Well, they are some light, fluffy, cheesy and savory rolls of bread which would make wonders for the weekend breakfast. But I didn’t know that these round-shaped pieces of bread I made are called angel biscuits beforehand. When it came to title this post, it turned to be an enormous question mark. I could have just told you that these are homemade pogacas as they are widely referred to in Turkey but I wanted to find the corresponding word in other cuisines. So, I started to read on different types of bread, biscuits and scones and the regional variations. I was amazed and puzzled by the result. The names, ingredients and also the way people in different countries make them differ a great deal. After reading some time, I reached the following conclusions (I know it sounds quite academic to put it this way):

  • Since my recipe results in round-shaped pieces of bread with a browned crust and a soft interior, they resemble British scones or all biscuits in the United States in appearance.
  • A biscuit, as widely used in popular American English, is made with baking powder or baking soda as a leavening agent. However, I used yeast instead.That’s why, they cannot be referred to as "quick breads," as are biscuits often collectively referred to because they need time to rise before baking.

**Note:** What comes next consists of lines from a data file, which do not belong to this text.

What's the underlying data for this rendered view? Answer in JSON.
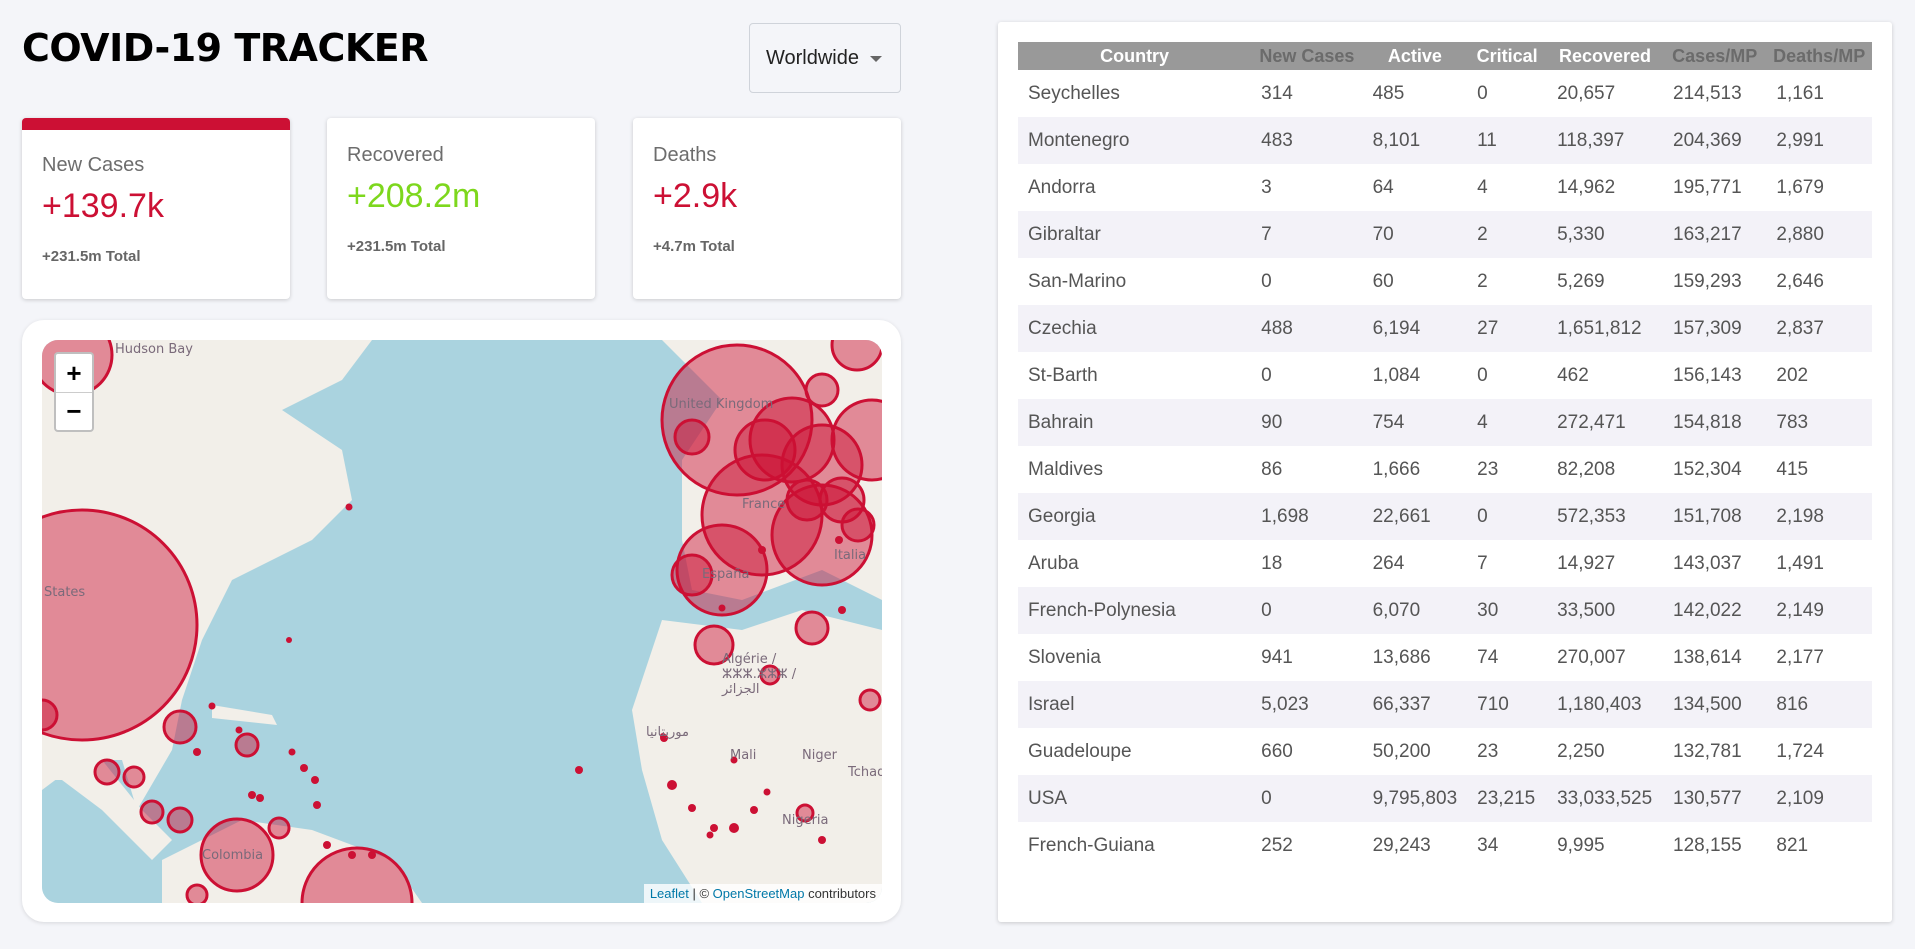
{
  "header": {
    "title": "COVID-19 TRACKER"
  },
  "country_select": {
    "selected": "Worldwide"
  },
  "stats": [
    {
      "label": "New Cases",
      "value": "+139.7k",
      "total": "+231.5m Total",
      "color": "#cc1034",
      "selected": true
    },
    {
      "label": "Recovered",
      "value": "+208.2m",
      "total": "+231.5m Total",
      "color": "#7dd71d",
      "selected": false
    },
    {
      "label": "Deaths",
      "value": "+2.9k",
      "total": "+4.7m Total",
      "color": "#cc1034",
      "selected": false
    }
  ],
  "map": {
    "zoom_in": "+",
    "zoom_out": "−",
    "attribution_leaflet": "Leaflet",
    "attribution_sep": " | © ",
    "attribution_osm": "OpenStreetMap",
    "attribution_tail": " contributors",
    "labels": [
      "Hudson Bay",
      "United Kingdom",
      "France",
      "España",
      "Italia",
      "States",
      "Algérie / ⵣⵣⵣ.ⵣⵣⵣ / الجزائر",
      "موريتانيا",
      "Mali",
      "Niger",
      "Tchad",
      "Nigeria",
      "Colombia"
    ]
  },
  "table": {
    "columns": [
      "Country",
      "New Cases",
      "Active",
      "Critical",
      "Recovered",
      "Cases/MP",
      "Deaths/MP"
    ],
    "rows": [
      [
        "Seychelles",
        "314",
        "485",
        "0",
        "20,657",
        "214,513",
        "1,161"
      ],
      [
        "Montenegro",
        "483",
        "8,101",
        "11",
        "118,397",
        "204,369",
        "2,991"
      ],
      [
        "Andorra",
        "3",
        "64",
        "4",
        "14,962",
        "195,771",
        "1,679"
      ],
      [
        "Gibraltar",
        "7",
        "70",
        "2",
        "5,330",
        "163,217",
        "2,880"
      ],
      [
        "San-Marino",
        "0",
        "60",
        "2",
        "5,269",
        "159,293",
        "2,646"
      ],
      [
        "Czechia",
        "488",
        "6,194",
        "27",
        "1,651,812",
        "157,309",
        "2,837"
      ],
      [
        "St-Barth",
        "0",
        "1,084",
        "0",
        "462",
        "156,143",
        "202"
      ],
      [
        "Bahrain",
        "90",
        "754",
        "4",
        "272,471",
        "154,818",
        "783"
      ],
      [
        "Maldives",
        "86",
        "1,666",
        "23",
        "82,208",
        "152,304",
        "415"
      ],
      [
        "Georgia",
        "1,698",
        "22,661",
        "0",
        "572,353",
        "151,708",
        "2,198"
      ],
      [
        "Aruba",
        "18",
        "264",
        "7",
        "14,927",
        "143,037",
        "1,491"
      ],
      [
        "French-Polynesia",
        "0",
        "6,070",
        "30",
        "33,500",
        "142,022",
        "2,149"
      ],
      [
        "Slovenia",
        "941",
        "13,686",
        "74",
        "270,007",
        "138,614",
        "2,177"
      ],
      [
        "Israel",
        "5,023",
        "66,337",
        "710",
        "1,180,403",
        "134,500",
        "816"
      ],
      [
        "Guadeloupe",
        "660",
        "50,200",
        "23",
        "2,250",
        "132,781",
        "1,724"
      ],
      [
        "USA",
        "0",
        "9,795,803",
        "23,215",
        "33,033,525",
        "130,577",
        "2,109"
      ],
      [
        "French-Guiana",
        "252",
        "29,243",
        "34",
        "9,995",
        "128,155",
        "821"
      ]
    ]
  }
}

So, they are similar to "angel biscuit" which utilizes yeast, a touch of sugar, and buttermilk.
  • In traditional biscuit doughs butter or shortening is cut into the dry ingredients but the fat in these rolls comes from vegetable oil and milk.
  • Also, while scones are served with coffee and tea or as a dessert, biscuits are served more as a bread, often with breakfast. In this sense, my recipe would serve much more as biscuits.
  • Traditional scone dough is refrigerated for at least 2 hours before it is cut into rounds but you don't have to refrigerate the dough.
  • They are similar to "cheese biscuits" in the way I added cheese but instead of adding the cheese directly to the dough, I wrapped a little of cheese in each ball. This recipe uses fresh ricotta, but use any cheese you like, from gruyere to parmesan.
  • I didn't roll out the dough flat and cut it into rounds as they do for scones or biscuits. Instead, I took small pieces from the dough and rolled over each lump into mini balls and placed them into muffin liners.
  • Herbs like parsley or chives make a nice addition as well. Sesame, black cumin seeds or even poppy seeds may garnish the top.
  • 1 scant tablespoon sugar
  • 2 teaspoons salt
  • active dry yeast (1 scant tablespoon)
  • ¾ cup warm milk
  • ¼ cup mineral water
  • ¾ cup vegetable shortening. 1 cup butter, melted and cooled may be substituted.
  • 4 cups all-purpose flour, feel free to add more gradually while kneading if you think the dough is too sticky.
  • 1 ½ cup fresh ricotta
  • 1 egg yolk
  • sesame and black cumin seeds
  1. Dissolve yeast in lukewarm milk with sugar, salt and mineral water. Let stand until creamy looking about 5 minutes. Add the shortening. Make sure all you've had the ingredients at room temperature.
  2. In a large bowl, stir milk, yeast and oil mixture into the flour. Keep adding extra flour if necessary. When a non-sticky dough forms, cover with a damp towel or lightly with plastic wrap and allow to rise in a warm, draft-free place until doubled in bulk, or about 45 minutes.
  3. Preheat oven to 180°C.
  4. Break off small lumps of dough and pat lightly into flattened circles of a 1/2-inch thickness. Put a teaspoon of cheese on each and close them up folding the edges upwards like a bundle. Roll over a few times until the folded sides are at the bottom forming a ball. Place each into a muffin liner or on baking sheet about 1 inch apart.
  5. Beat the egg yolk and coat each roll with it using a brush. Garnish with sesame and black cumin seeds. Bake until golden on top 15 to 20 minutes. Remove from oven, and transfer to a wire rack to cool. Serve warm.